I HAVE NO illusions of immortality. Superman is stuff of comic books and I don’t want to be the pallbearer to the Lois Lane(s) of my lifetime. Pain can be endured, grief is unbearable. I want my children to live a full life. Let them be my pallbearers for children are supposed to bury their fathers. I have no visions of grandeur. I count my blessings no matter how small. I count my friends. I keep tab of the number of knives I have sticking out the small of my back. Luckily there are very few.

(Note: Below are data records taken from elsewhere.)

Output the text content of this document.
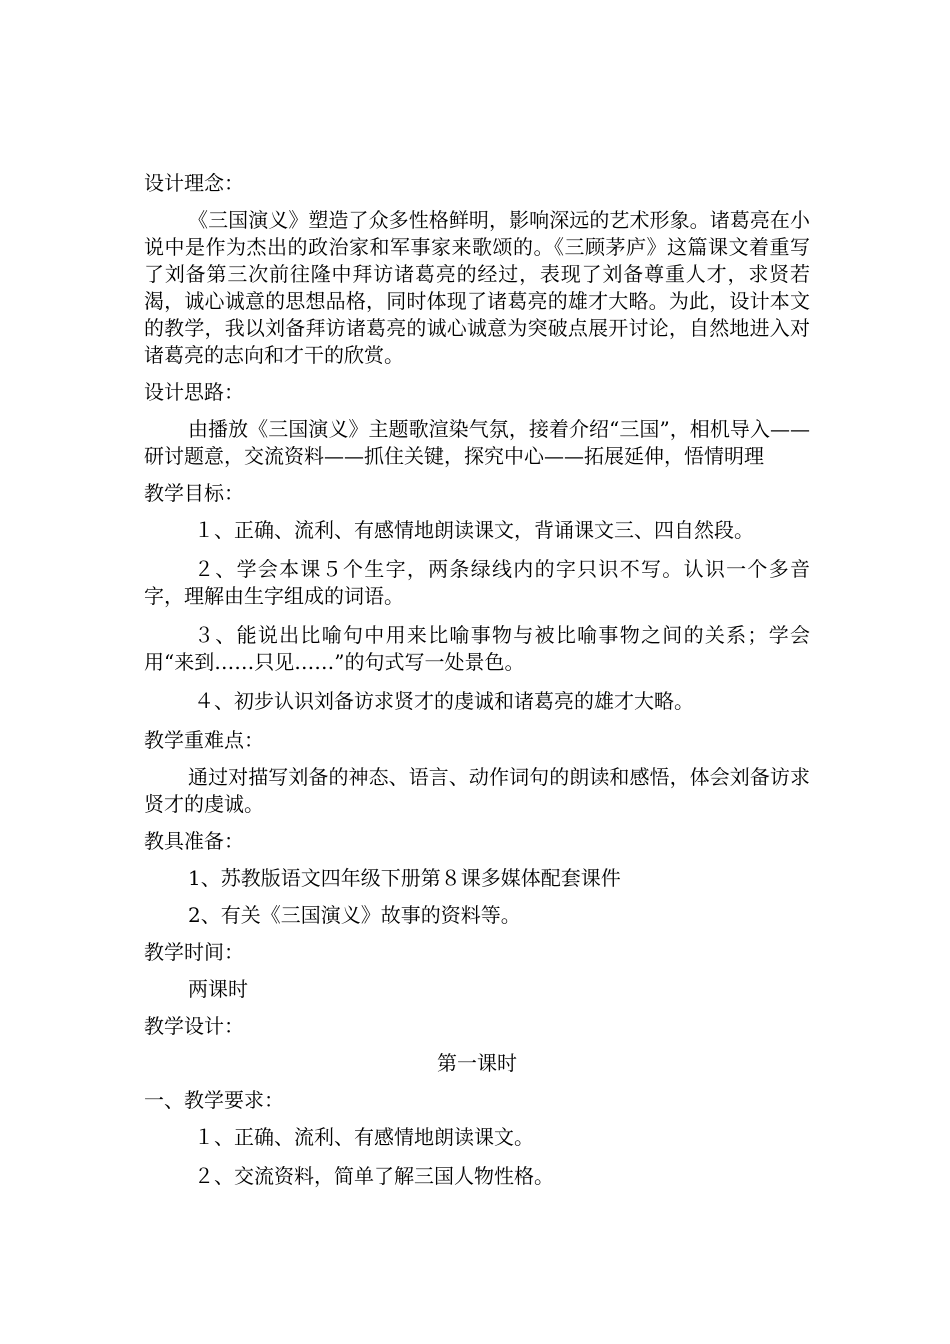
设计理念：
《三国演义》塑造了众多性格鲜明，影响深远的艺术形象。诸葛亮在小说中是作为杰出的政治家和军事家来歌颂的。《三顾茅庐》这篇课文着重写了刘备第三次前往隆中拜访诸葛亮的经过，表现了刘备尊重人才，求贤若渴，诚心诚意的思想品格，同时体现了诸葛亮的雄才大略。为此，设计本文的教学，我以刘备拜访诸葛亮的诚心诚意为突破点展开讨论，自然地进入对诸葛亮的志向和才干的欣赏。
设计思路：
由播放《三国演义》主题歌渲染气氛，接着介绍“三国”，相机导入——研讨题意，交流资料——抓住关键，探究中心——拓展延伸，悟情明理
教学目标：
１、正确、流利、有感情地朗读课文，背诵课文三、四自然段。
２、学会本课５个生字，两条绿线内的字只识不写。认识一个多音字，理解由生字组成的词语。
３、能说出比喻句中用来比喻事物与被比喻事物之间的关系；学会用“来到……只见……”的句式写一处景色。
４、初步认识刘备访求贤才的虔诚和诸葛亮的雄才大略。
教学重难点：
通过对描写刘备的神态、语言、动作词句的朗读和感悟，体会刘备访求贤才的虔诚。
教具准备：
1、苏教版语文四年级下册第８课多媒体配套课件
2、有关《三国演义》故事的资料等。
教学时间：
两课时
教学设计：
第一课时
一、教学要求：
１、正确、流利、有感情地朗读课文。
２、交流资料，简单了解三国人物性格。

I am thankful for the years I managed to coast along (not soared, but barely coasted along) no matter how harsh some of them have been. I can still crack a smile knowing that the kings of the world are for leviathan sunken ships, and here I am, standing with my grim-weathered face, a skipper of my tiny fishing trawler through rough stormy seas. My life experiences have mellowed me, humbled me. The fiery rage had tapered down to glowing cinders. Piercing screams stifled to a whisper. I have long bid goodbye to the youthful idealism I have nurtured once, not for loss of hope but for better appreciation of realities. I regard lofty goals with measured pragmatism and view failures and desperation with robust prospects.
I see myself in music. Somebody told me that I am a rap symphony. Move the horn section aside and make room for Snoop Dog and the boom boxes. I am fucking Ludwig van Beethoven in over-sized shirt. Wear the blings and let the curls down to please the homies. Let The Chairman of the Board and King Cole toss and turn. Leave them be. This is my time and I’ve got to keep my rhythm.
But all I ever wanted is a passing glance. I convince myself that I exist in my own nondescript way while the world went on in its damn big hurry. I take time to stop. I grab every conceivable opportunity to take a respite and admire the mellow shade of sky. Then I can dream of a forgotten world of poetry and prose, of silence and its eloquence and then crash back to earth with a sickening thud and bask in my insignificance.
I am but a Zippo spark in a multitude of darkness. Let me flicker in my own little realm for, as in life, stars that burn twice as bright only shine half as long. I seek hope and faith and love, but mostly the last. Because in this rapidly-changing world, where all will soon be lost, love will be the last to go.
Today I look back and reflect at all the cards I have been dealt with thus far. And although, sometimes, I pray that somebody re-shuffles my sorry deck, I still thank God. A perpetual trio of aces isn’t bad at all.